Senja yang Tak Terucap

14 3 0
                                    

Oleh : Oktana Tirta Yaomaesa

Senja itu, langit membara dengan warna jingga yang perlahan memudar di balik horizon. Di tepian pantai yang sunyi, hanya ombak yang bersahutan dengan lembut, memeluk pasir dengan kehangatan yang dingin. Oty duduk di atas pasir, memeluk lututnya erat, matanya menatap lurus ke arah laut yang tak berujung. Di sebelahnya, Arlly berdiri, memandangi matahari yang semakin tenggelam, seolah-olah ada sesuatu yang ingin ia katakan, tapi tak pernah terucap.

“Oty...” suara Arlly terdengar pelan, namun dalam. Ia melirik sekilas, melihat wajah Oty yang diterangi sisa-sisa cahaya senja. “Kamu tahu, ada sesuatu tentang senja yang selalu membuatku merasa... kosong.”

Oty mendongak, menatap Arlly dengan pandangan yang penuh pertanyaan. “Kosong?” suaranya terdengar bingung, tapi ada kehangatan di sana. “Bukankah senja selalu indah? Orang-orang bilang, senja itu seperti lukisan terakhir sebelum malam mengambil alih.”

Arlly tersenyum tipis, senyum yang tak sepenuhnya bahagia. “Iya, indah. Tapi keindahan senja itu selalu berakhir, Oty. Saat kita terlalu terpaku pada keindahannya, tahu-tahu... langit sudah gelap.”
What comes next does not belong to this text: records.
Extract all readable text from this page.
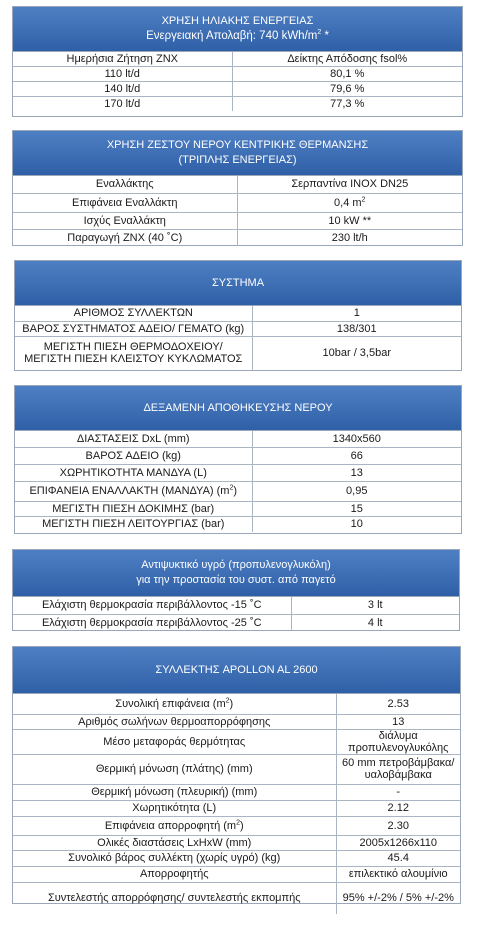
ΧΡΗΣΗ ΗΛΙΑΚΗΣ ΕΝΕΡΓΕΙΑΣ
Ενεργειακή Απολαβή: 740 kWh/$m^2$ *
Ημερήσια Ζήτηση ΖΝΧ	Δείκτης Απόδοσης fsol%
110 lt/d	80,1 %
140 lt/d	79,6 %
170 lt/d	77,3 %
ΧΡΗΣΗ ΖΕΣΤΟΥ ΝΕΡΟΥ ΚΕΝΤΡΙΚΗΣ ΘΕΡΜΑΝΣΗΣ
(ΤΡΙΠΛΗΣ ΕΝΕΡΓΕΙΑΣ)
Εναλλάκτης	Σερπαντίνα INOX DN25
Επιφάνεια Εναλλάκτη	0,4 $m^2$
Ισχύς Εναλλάκτη	10 kW **
Παραγωγή ΖΝΧ (40 ˚C)	230 lt/h
ΣΥΣΤΗΜΑ
ΑΡΙΘΜΟΣ ΣΥΛΛΕΚΤΩΝ	1
ΒΑΡΟΣ ΣΥΣΤΗΜΑΤΟΣ ΑΔΕΙΟ/ ΓΕΜΑΤΟ (kg)	138/301
ΜΕΓΙΣΤΗ ΠΙΕΣΗ ΘΕΡΜΟΔΟΧΕΙΟΥ/ ΜΕΓΙΣΤΗ ΠΙΕΣΗ ΚΛΕΙΣΤΟΥ ΚΥΚΛΩΜΑΤΟΣ	10bar / 3,5bar
ΔΕΞΑΜΕΝΗ ΑΠΟΘΗΚΕΥΣΗΣ ΝΕΡΟΥ
ΔΙΑΣΤΑΣΕΙΣ DxL (mm)	1340x560
ΒΑΡΟΣ ΑΔΕΙΟ (kg)	66
ΧΩΡΗΤΙΚΟΤΗΤΑ ΜΑΝΔΥΑ (L)	13
ΕΠΙΦΑΝΕΙΑ ΕΝΑΛΛΑΚΤΗ (ΜΑΝΔΥΑ) $(m^2)$	0,95
ΜΕΓΙΣΤΗ ΠΙΕΣΗ ΔΟΚΙΜΗΣ (bar)	15
ΜΕΓΙΣΤΗ ΠΙΕΣΗ ΛΕΙΤΟΥΡΓΙΑΣ (bar)	10
Αντιψυκτικό υγρό (προπυλενογλυκόλη)
για την προστασία του συστ. από παγετό
Ελάχιστη θερμοκρασία περιβάλλοντος -15 ˚C	3 lt
Ελάχιστη θερμοκρασία περιβάλλοντος -25 ˚C	4 lt
ΣΥΛΛΕΚΤΗΣ APOLLON AL 2600
Συνολική επιφάνεια $(m^2)$	2.53
Αριθμός σωλήνων θερμοαπορρόφησης	13
Μέσο μεταφοράς θερμότητας	διάλυμα προπυλενογλυκόλης
Θερμική μόνωση (πλάτης) (mm)	60 mm πετροβάμβακα/ υαλοβάμβακα
Θερμική μόνωση (πλευρική) (mm)	-
Χωρητικότητα (L)	2.12
Επιφάνεια απορροφητή $(m^2)$	2.30
Ολικές διαστάσεις LxHxW (mm)	2005x1266x110
Συνολικό βάρος συλλέκτη (χωρίς υγρό) (kg)	45.4
Απορροφητής	επιλεκτικό αλουμίνιο
Συντελεστής απορρόφησης/ συντελεστής εκπομπής	95% +/-2% / 5% +/-2%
Oty mengerutkan kening, berusaha memahami makna di balik kata-kata Arlly. Ada keheningan yang menggantung di antara mereka, seperti senja yang menunggu untuk benar-benar tenggelam.

“Apa yang sebenarnya kamu pikirkan, Arlly?” tanya Oty lembut, suaranya nyaris tak terdengar.

Arlly menghela napas panjang, pandangannya masih terpaku pada langit yang kini hampir sepenuhnya berubah kelabu. “Aku memikirkan kita, Oty,” katanya lirih, matanya masih tak beralih dari cakrawala. “Kita seperti senja, begitu indah pada awalnya... tapi semakin lama, semakin memudar.”

Kata-kata itu menusuk Oty seperti angin dingin yang tiba-tiba datang. “Maksudmu... hubungan kita?” tanyanya pelan, seakan takut mendengar jawabannya.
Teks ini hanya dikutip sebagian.